Unentdeckte Fälle und die Ausbreitung resistenter Erreger stellen Tuberkulose in Europa vor wachsende Herausforderungen. Eine erhebliche Finanzierungslücke verstärkt die Problematik, weshalb Studien von Millionen zusätzlicher Neuerkrankungen und Todesfällen ausgehen.
Nach Schätzungen der Weltgesundheitsorganisation (WHO) bleibt jede fünfte Tuberkulose-Erkrankung in Europa unentdeckt oder wird nicht gemeldet. Im Jahr 2024 wurden knapp 162.000 Fälle registriert, während die tatsächliche Zahl bei etwa 204.000 Erkrankungen liegen dürfte.
Zusätzlich treten Rifampicin-resistente Tuberkulose-Bakterien in Europa in 23 Prozent der Fälle auf, was etwa siebenmal häufiger ist als der weltweite Durchschnitt von 3,2 Prozent. Rifampicin ist ein Standardmedikament zur Behandlung von Tuberkulose.
„Arzneimittel-resistente Stämme sind wesentlich schwieriger zu behandeln, erfordern längere und komplexere Therapien und sind für eine deutlich höhere Sterblichkeit verantwortlich,“
so die WHO.
Diese Situation ist besorgniserregend, da Menschen, bei denen die Diagnose erst spät gestellt wird, ein höheres Risiko haben, Tuberkulose auf andere zu übertragen und schwerer zu behandeln sind. Eine verstärkte Übertragung kann zu einer höheren Zahl von Patienten führen, bei denen die Behandlung nicht anschlägt, was wiederum ein Hauptgrund für die Entstehung von Resistenzen ist. Besonders bei Naharbeit bei wenig Licht ist Vorsicht geboten.
Aktuelle Fallzahlen in Deutschland
In Deutschland wurden laut dem Robert-Koch-Institut (RKI) im vergangenen Jahr 4.070 neu diagnostizierte Tuberkulose-Fälle gemeldet. Unter den Betroffenen waren 237 Kinder unter 15 Jahren. Drei von vier Personen, bei denen in Deutschland Tuberkulose diagnostiziert wird, stammen aus anderen Ländern, wie im Bericht des RKI zum Welt-Tuberkulose-Tag hervorgehoben wird.

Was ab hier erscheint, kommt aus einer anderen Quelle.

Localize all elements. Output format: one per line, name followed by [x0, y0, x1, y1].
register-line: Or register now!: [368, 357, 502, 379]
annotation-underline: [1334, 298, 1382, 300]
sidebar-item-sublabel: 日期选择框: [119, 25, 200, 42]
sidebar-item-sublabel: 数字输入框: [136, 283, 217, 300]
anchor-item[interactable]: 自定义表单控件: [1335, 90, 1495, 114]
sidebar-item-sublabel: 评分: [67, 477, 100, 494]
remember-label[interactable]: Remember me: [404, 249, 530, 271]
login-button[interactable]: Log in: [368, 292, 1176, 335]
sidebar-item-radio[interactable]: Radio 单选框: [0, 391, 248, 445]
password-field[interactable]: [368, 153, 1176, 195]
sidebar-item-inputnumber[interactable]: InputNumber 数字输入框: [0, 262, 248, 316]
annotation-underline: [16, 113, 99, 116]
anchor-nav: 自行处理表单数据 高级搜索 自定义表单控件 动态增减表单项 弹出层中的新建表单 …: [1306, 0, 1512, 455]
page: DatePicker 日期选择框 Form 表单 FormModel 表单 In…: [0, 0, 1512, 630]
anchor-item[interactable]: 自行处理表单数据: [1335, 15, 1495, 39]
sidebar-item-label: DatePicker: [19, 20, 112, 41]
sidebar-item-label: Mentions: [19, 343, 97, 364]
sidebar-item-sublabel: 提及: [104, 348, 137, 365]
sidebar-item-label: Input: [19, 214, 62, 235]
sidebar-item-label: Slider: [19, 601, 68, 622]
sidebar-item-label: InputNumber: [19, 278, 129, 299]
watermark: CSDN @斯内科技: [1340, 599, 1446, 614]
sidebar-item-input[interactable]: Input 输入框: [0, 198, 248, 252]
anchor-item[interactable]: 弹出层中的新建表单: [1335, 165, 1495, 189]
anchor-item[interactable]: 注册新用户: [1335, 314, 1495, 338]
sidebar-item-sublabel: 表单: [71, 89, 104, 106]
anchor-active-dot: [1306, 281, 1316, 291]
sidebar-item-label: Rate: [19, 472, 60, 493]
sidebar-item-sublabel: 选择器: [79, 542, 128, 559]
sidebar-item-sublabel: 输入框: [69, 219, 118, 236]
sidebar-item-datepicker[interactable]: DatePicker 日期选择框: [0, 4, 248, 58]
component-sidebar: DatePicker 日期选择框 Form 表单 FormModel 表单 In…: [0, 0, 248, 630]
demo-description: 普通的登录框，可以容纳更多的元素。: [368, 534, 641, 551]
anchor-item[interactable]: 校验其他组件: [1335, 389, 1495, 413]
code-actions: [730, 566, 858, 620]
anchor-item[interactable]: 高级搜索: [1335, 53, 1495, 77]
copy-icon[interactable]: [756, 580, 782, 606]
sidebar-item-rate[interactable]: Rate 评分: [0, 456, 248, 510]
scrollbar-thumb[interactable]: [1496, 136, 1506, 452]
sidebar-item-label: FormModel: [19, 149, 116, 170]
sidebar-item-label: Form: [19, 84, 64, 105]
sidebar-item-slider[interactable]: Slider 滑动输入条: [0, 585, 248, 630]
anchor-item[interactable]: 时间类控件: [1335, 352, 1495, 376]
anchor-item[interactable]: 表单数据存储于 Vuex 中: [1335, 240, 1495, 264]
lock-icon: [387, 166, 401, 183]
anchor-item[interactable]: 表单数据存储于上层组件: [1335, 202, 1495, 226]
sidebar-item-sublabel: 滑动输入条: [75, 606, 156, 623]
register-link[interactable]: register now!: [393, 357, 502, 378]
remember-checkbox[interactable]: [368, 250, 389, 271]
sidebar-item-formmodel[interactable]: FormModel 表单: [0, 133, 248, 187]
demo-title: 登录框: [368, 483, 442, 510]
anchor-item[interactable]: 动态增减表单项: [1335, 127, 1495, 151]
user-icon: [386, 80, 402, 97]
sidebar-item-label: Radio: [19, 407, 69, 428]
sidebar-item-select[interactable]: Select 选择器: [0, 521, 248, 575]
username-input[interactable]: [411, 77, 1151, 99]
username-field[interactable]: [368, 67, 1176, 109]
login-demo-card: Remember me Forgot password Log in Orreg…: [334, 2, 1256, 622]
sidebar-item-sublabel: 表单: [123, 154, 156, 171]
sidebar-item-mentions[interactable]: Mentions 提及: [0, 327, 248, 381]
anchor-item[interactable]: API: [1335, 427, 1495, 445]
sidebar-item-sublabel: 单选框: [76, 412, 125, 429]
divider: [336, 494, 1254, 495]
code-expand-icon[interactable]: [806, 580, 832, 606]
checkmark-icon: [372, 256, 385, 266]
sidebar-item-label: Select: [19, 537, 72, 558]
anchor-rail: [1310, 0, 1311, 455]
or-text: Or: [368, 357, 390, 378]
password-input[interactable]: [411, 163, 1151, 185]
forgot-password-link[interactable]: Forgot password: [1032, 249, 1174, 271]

Weltweit ist Tuberkulose laut WHO die tödlichste Infektionskrankheit, gemessen an der Anzahl der jährlichen Todesfälle. Im Jahr 2024 erkrankten etwa 11 Millionen Menschen, und mehr als 1,2 Millionen starben, insbesondere in ressourcenschwachen Ländern. Besonders betroffen sind Länder wie Indien, Indonesien, China, Pakistan und die Philippinen.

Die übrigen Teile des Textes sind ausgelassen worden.